Operationssystem »DaVinci« erstmals im Landkreis Leipzig im Einsatz

Roboter hilft Urologen

Mit »da Vinci« verbinden die allermeisten Menschen wohl einen italienischen Maler, Bildhauer, Architekten, Anatomen, Mechaniker, Ingenieur und Philosophen. Urologie-Chefarzt PD Dr. med. Hoang Minh Do denkt bei »DaVinci« hingegen eher an das hochmoderne roboterassistierte Operationssystem, das unlängst im Bornaer Krankenhaus in Betrieb ging. Er und sein Team operieren zukünftig mit einem der modernsten minimal-invasiven Operationssysteme im Bereich der Urologie – und können daher noch komplexere und größere Operationen minimal-invasiv durchführen.

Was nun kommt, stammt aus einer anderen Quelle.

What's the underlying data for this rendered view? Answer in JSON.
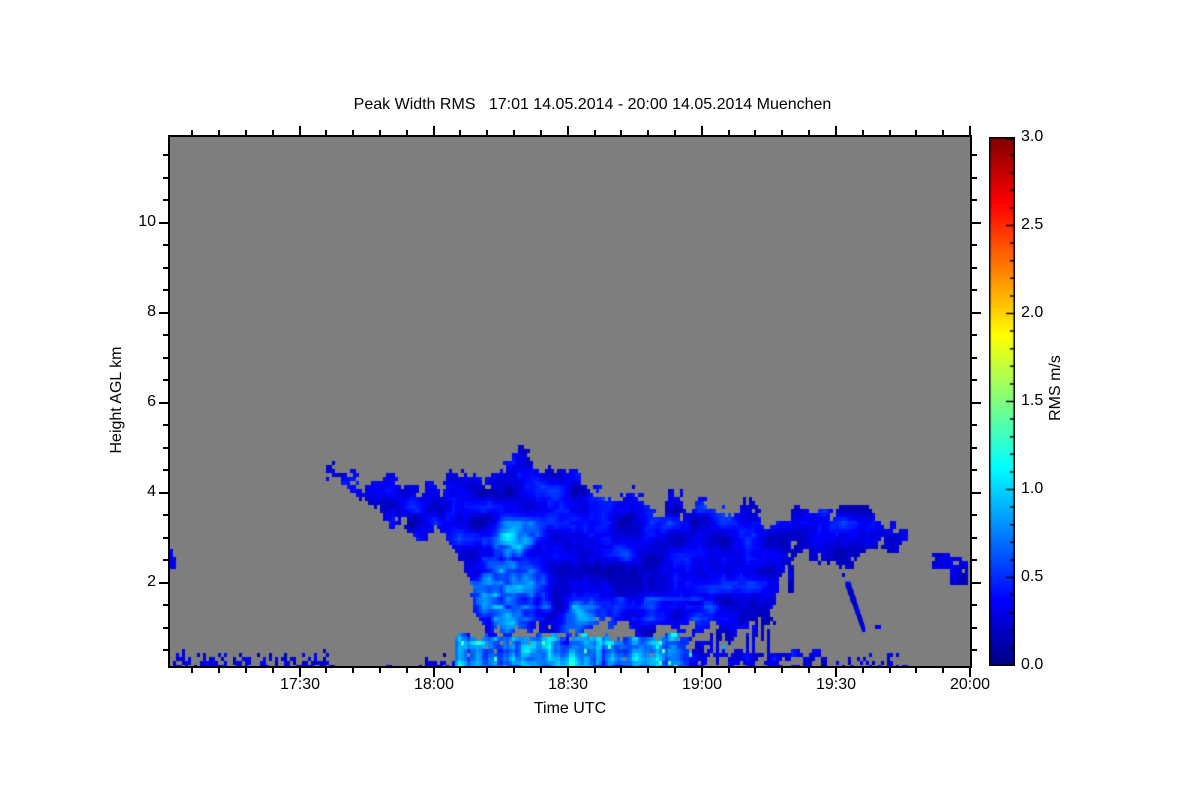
{
  "chart_data": {
    "type": "heatmap",
    "title": "Peak Width RMS   17:01 14.05.2014 - 20:00 14.05.2014 Muenchen",
    "instrument_location": "Muenchen",
    "time_span": "17:01 14.05.2014 - 20:00 14.05.2014",
    "x_axis": {
      "label": "Time UTC",
      "start_hour": 17.0167,
      "end_hour": 20.0,
      "major_ticks": [
        {
          "hour": 17.5,
          "label": "17:30"
        },
        {
          "hour": 18.0,
          "label": "18:00"
        },
        {
          "hour": 18.5,
          "label": "18:30"
        },
        {
          "hour": 19.0,
          "label": "19:00"
        },
        {
          "hour": 19.5,
          "label": "19:30"
        },
        {
          "hour": 20.0,
          "label": "20:00"
        }
      ],
      "minor_tick_interval_hours": 0.1
    },
    "y_axis": {
      "label": "Height AGL km",
      "min_km": 0.15,
      "max_km": 11.9,
      "major_ticks": [
        {
          "km": 2,
          "label": "2"
        },
        {
          "km": 4,
          "label": "4"
        },
        {
          "km": 6,
          "label": "6"
        },
        {
          "km": 8,
          "label": "8"
        },
        {
          "km": 10,
          "label": "10"
        }
      ],
      "minor_tick_interval_km": 0.5
    },
    "colorbar": {
      "label": "RMS m/s",
      "min": 0,
      "max": 3,
      "major_ticks": [
        {
          "value": 0.0,
          "label": "0.0"
        },
        {
          "value": 0.5,
          "label": "0.5"
        },
        {
          "value": 1.0,
          "label": "1.0"
        },
        {
          "value": 1.5,
          "label": "1.5"
        },
        {
          "value": 2.0,
          "label": "2.0"
        },
        {
          "value": 2.5,
          "label": "2.5"
        },
        {
          "value": 3.0,
          "label": "3.0"
        }
      ],
      "minor_tick_interval": 0.1,
      "colormap": "jet",
      "jet_stops": [
        [
          0.0,
          [
            0,
            0,
            131
          ]
        ],
        [
          0.125,
          [
            0,
            0,
            255
          ]
        ],
        [
          0.375,
          [
            0,
            255,
            255
          ]
        ],
        [
          0.625,
          [
            255,
            255,
            0
          ]
        ],
        [
          0.875,
          [
            255,
            0,
            0
          ]
        ],
        [
          1.0,
          [
            128,
            0,
            0
          ]
        ]
      ]
    },
    "no_data_color": "#7e7e7e",
    "features": {
      "cloud": {
        "t_range": [
          17.595,
          19.78
        ],
        "typical_value_ms": [
          0.1,
          0.6
        ],
        "top_edge": [
          [
            17.595,
            4.6
          ],
          [
            17.625,
            4.78
          ],
          [
            17.66,
            4.5
          ],
          [
            17.7,
            4.42
          ],
          [
            17.78,
            4.2
          ],
          [
            17.86,
            4.33
          ],
          [
            17.95,
            4.27
          ],
          [
            18.05,
            4.35
          ],
          [
            18.14,
            4.45
          ],
          [
            18.22,
            4.6
          ],
          [
            18.3,
            4.85
          ],
          [
            18.38,
            4.72
          ],
          [
            18.47,
            4.5
          ],
          [
            18.56,
            4.35
          ],
          [
            18.65,
            4.2
          ],
          [
            18.73,
            4.02
          ],
          [
            18.81,
            3.85
          ],
          [
            18.89,
            3.7
          ],
          [
            18.97,
            3.8
          ],
          [
            19.05,
            3.74
          ],
          [
            19.12,
            3.88
          ],
          [
            19.2,
            3.7
          ],
          [
            19.28,
            3.56
          ],
          [
            19.37,
            3.72
          ],
          [
            19.46,
            3.6
          ],
          [
            19.53,
            3.52
          ],
          [
            19.6,
            3.75
          ],
          [
            19.68,
            3.5
          ],
          [
            19.75,
            3.35
          ],
          [
            19.78,
            3.1
          ]
        ],
        "bottom_edge": [
          [
            17.595,
            4.4
          ],
          [
            17.65,
            4.1
          ],
          [
            17.71,
            3.8
          ],
          [
            17.77,
            3.5
          ],
          [
            17.84,
            3.25
          ],
          [
            17.93,
            3.02
          ],
          [
            18.0,
            2.92
          ],
          [
            18.06,
            2.82
          ],
          [
            18.1,
            2.55
          ],
          [
            18.13,
            1.9
          ],
          [
            18.16,
            1.0
          ],
          [
            18.2,
            0.82
          ],
          [
            18.4,
            0.8
          ],
          [
            18.6,
            0.82
          ],
          [
            18.8,
            0.88
          ],
          [
            19.0,
            0.92
          ],
          [
            19.12,
            0.86
          ],
          [
            19.2,
            0.98
          ],
          [
            19.26,
            1.3
          ],
          [
            19.3,
            2.0
          ],
          [
            19.34,
            2.8
          ],
          [
            19.42,
            2.52
          ],
          [
            19.5,
            2.28
          ],
          [
            19.58,
            2.42
          ],
          [
            19.66,
            2.55
          ],
          [
            19.73,
            2.72
          ],
          [
            19.78,
            2.9
          ]
        ]
      },
      "cores": [
        {
          "t": 18.28,
          "h": 1.9,
          "rt": 0.17,
          "rh": 1.3,
          "boost": 0.55
        },
        {
          "t": 18.31,
          "h": 3.05,
          "rt": 0.1,
          "rh": 0.5,
          "boost": 0.3
        },
        {
          "t": 18.62,
          "h": 1.15,
          "rt": 0.18,
          "rh": 0.45,
          "boost": 0.25
        }
      ],
      "bottom_mottle": {
        "t_range": [
          18.38,
          19.18
        ],
        "h_max": 1.7,
        "boost": 0.35
      },
      "surface_band": {
        "t_range": [
          18.08,
          19.47
        ],
        "bright_until": 18.95,
        "top_km": 0.8,
        "fade_top_km": 0.5,
        "bright_value_ms": [
          0.6,
          2.2
        ],
        "dark_value_ms": [
          0.1,
          0.5
        ]
      },
      "speckle_segments": [
        {
          "t_range": [
            17.03,
            17.64
          ],
          "p": 0.5,
          "h_max": 0.5
        },
        {
          "t_range": [
            17.66,
            17.93
          ],
          "p": 0.07,
          "h_max": 0.35
        },
        {
          "t_range": [
            17.95,
            18.08
          ],
          "p": 0.45,
          "h_max": 0.55
        },
        {
          "t_range": [
            19.48,
            19.78
          ],
          "p": 0.16,
          "h_max": 0.45
        }
      ],
      "virga": {
        "t_range": [
          18.92,
          19.36
        ],
        "col_prob": 0.35,
        "max_depth_km": 1.1
      },
      "blobs": [
        {
          "t_range": [
            18.875,
            18.935
          ],
          "h_range": [
            3.62,
            4.05
          ]
        },
        {
          "t_range": [
            17.017,
            17.042
          ],
          "h_range": [
            2.28,
            2.55
          ]
        },
        {
          "t_range": [
            17.017,
            17.03
          ],
          "h_range": [
            2.6,
            2.74
          ]
        },
        {
          "t_range": [
            19.855,
            19.925
          ],
          "h_range": [
            2.3,
            2.68
          ]
        },
        {
          "t_range": [
            19.93,
            19.995
          ],
          "h_range": [
            1.92,
            2.58
          ]
        },
        {
          "t_range": [
            19.498,
            19.53
          ],
          "h_range": [
            1.18,
            1.45
          ]
        },
        {
          "t_range": [
            19.645,
            19.665
          ],
          "h_range": [
            0.95,
            1.1
          ]
        }
      ],
      "fall_streak": {
        "from": [
          19.545,
          1.98
        ],
        "to": [
          19.605,
          0.95
        ]
      }
    }
  }
}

Ein Roboter im Operationssaal? Was auf den ersten Blick nach Science-Fiction klingt, ist im richtigen Leben ein medizinischer Fortschritt im Bereich der minimal-invasiven Chirurgie. Das Sana Klinikum Borna ist erst eines von drei nicht-universitären Krankenhäusern in Sachsen, das seinen Patient(inn)en die Vorteile der robotergestützten Chirurgie anbieten kann. Kleinste Schnitte, millimetergenaues Operieren, dreidimensionale Bilder, bessere Darstellung der Gefäße und feinen Strukturen und damit weniger Blutverlust, eine schnellere Wundheilung und mehr Sicherheit für Patienten – das macht der Operationsroboter »DaVinci« alles möglich. "Die roboterassistierte Chirurgie erweitert und verbessert die minimal-invasive Therapie grundlegend. Damit komplettieren wir unser Behandlungsangebot und können so unseren Patienten alle Operationsformen - von den offenen über die laparoskopischen bis hin zu robotisch-assistierten Operationen anbieten", sagt Klinikgeschäftsführer Cord Meyer.

Volle Kontrolle beim Operateur
Skepsis gegenüber der Technik ist unnötig. Die Gerätetechnik wurde über viele Jahre weiterentwickelt und hat nun einen Stand, dem die Bornaer Urologen voll vertrauen. Und: Gesteuert werden darf der Roboter, der direkt im OP-Saal steht, nur von einem extra dafür ausgebildeten Arzt, der dank hochauflösender Bildgebung und passgenauer Steuerung aus der Ferne ganz präzise arbeiten kann. Die Arme des Roboters bewegen sich also nur, wenn Dr. Do oder eines seiner Teammitglieder es möchten. "Der Roboter ist ein Assistent, der von uns gesteuert wird. Wir sitzen einige Meter entfernt vom Patienten an einer Konsole und steuern ihn mit einer Art Joystick. Er führt ausschließlich Bewegungen aus, die wir ihm vorgeben. Ohne den Operateur geht am »DaVinci« nichts", erklärt der Urologe. 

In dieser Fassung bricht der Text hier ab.